When you have a disability, you have a different kind of relationship with rejection than non-disabled people do. Especially as a disabled child your day is spent in school receiving various forms of micro and macroaggression experiences of rejection all day. We receive all sorts of distorted forms of feedback that erode our sense of self-worth and question our identity based on other people’s biases. As a child you are not aware of this and internalize people’s ableist perceptions as accurate facts and it shapes a warped version of yourself for you to struggle with. No wonder people with disabilities struggle with accurate self-assessment.

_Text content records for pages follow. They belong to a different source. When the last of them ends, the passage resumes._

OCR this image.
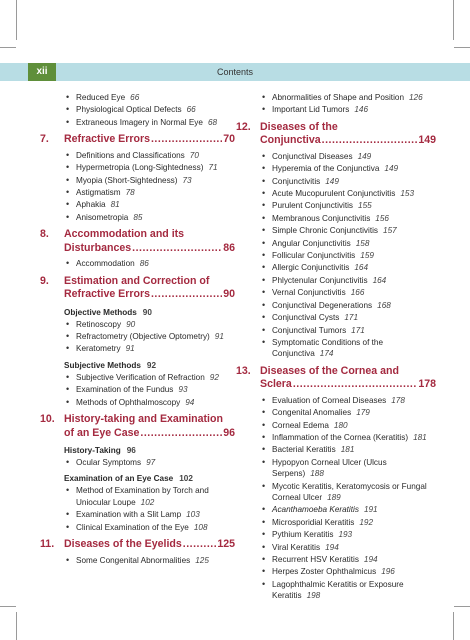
Contents
xii
• Reduced Eye 66
• Physiological Optical Defects 66
• Extraneous Imagery in Normal Eye 68
7. Refractive Errors .....	70
• Definitions and Classifications 70
• Hypermetropia (Long-Sightedness) 71
• Myopia (Short-Sightedness) 73
• Astigmatism 78
• Aphakia 81
• Anisometropia 85
8. Accommodation and its
Disturbances .....	86
• Accommodation 86
9. Estimation and Correction of
Refractive Errors .....	90
Objective Methods 90
• Retinoscopy 90
• Refractometry (Objective Optometry) 91
• Keratometry 91
Subjective Methods 92
• Subjective Verification of Refraction 92
• Examination of the Fundus 93
• Methods of Ophthalmoscopy 94
10. History-taking and Examination
of an Eye Case .....	96
History-Taking 96
• Ocular Symptoms 97
Examination of an Eye Case 102
• Method of Examination by Torch and Uniocular Loupe 102
• Examination with a Slit Lamp 103
• Clinical Examination of the Eye 108
11. Diseases of the Eyelids .....	125
• Some Congenital Abnormalities 125
• Abnormalities of Shape and Position 126
• Important Lid Tumors 146
12. Diseases of the
Conjunctiva .....	149
• Conjunctival Diseases 149
• Hyperemia of the Conjunctiva 149
• Conjunctivitis 149
• Acute Mucopurulent Conjunctivitis 153
• Purulent Conjunctivitis 155
• Membranous Conjunctivitis 156
• Simple Chronic Conjunctivitis 157
• Angular Conjunctivitis 158
• Follicular Conjunctivitis 159
• Allergic Conjunctivitis 164
• Phlyctenular Conjunctivitis 164
• Vernal Conjunctivitis 166
• Conjunctival Degenerations 168
• Conjunctival Cysts 171
• Conjunctival Tumors 171
• Symptomatic Conditions of the Conjunctiva 174
13. Diseases of the Cornea and
Sclera .....	178
• Evaluation of Corneal Diseases 178
• Congenital Anomalies 179
• Corneal Edema 180
• Inflammation of the Cornea (Keratitis) 181
• Bacterial Keratitis 181
• Hypopyon Corneal Ulcer (Ulcus Serpens) 188
• Mycotic Keratitis, Keratomycosis or Fungal Corneal Ulcer 189
• Acanthamoeba Keratitis 191
• Microsporidial Keratitis 192
• Pythium Keratitis 193
• Viral Keratitis 194
• Recurrent HSV Keratitis 194
• Herpes Zoster Ophthalmicus 196
• Lagophthalmic Keratitis or Exposure Keratitis 198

Rejection is a normal experience that everyone experience. Not everyone is going to like us. Not everyone is going to want to date us. Not everyone is going to want to hire us. That is pretty standard for every single person. The sliding scale of the intensity of that reality depends on many variables. Depends how close you fit into societies definition of ideal.
There are movements happening. Movements looking to reshape the definition of beauty within the disabled community, accepting the different forms of the human body. Self-help acceptance movements in various disabilities have been building since the 1970’s in various communities and are quite established now.
When people dismiss the importance of tackling ableism as if it is no big deal, bring the discussion to the topic of rejection. Rejection is something that we can all understand and it can be a connecting point of empathy. Everyone knows what rejection feels like.
Let’s start there.
Let’s see where the conversation takes us.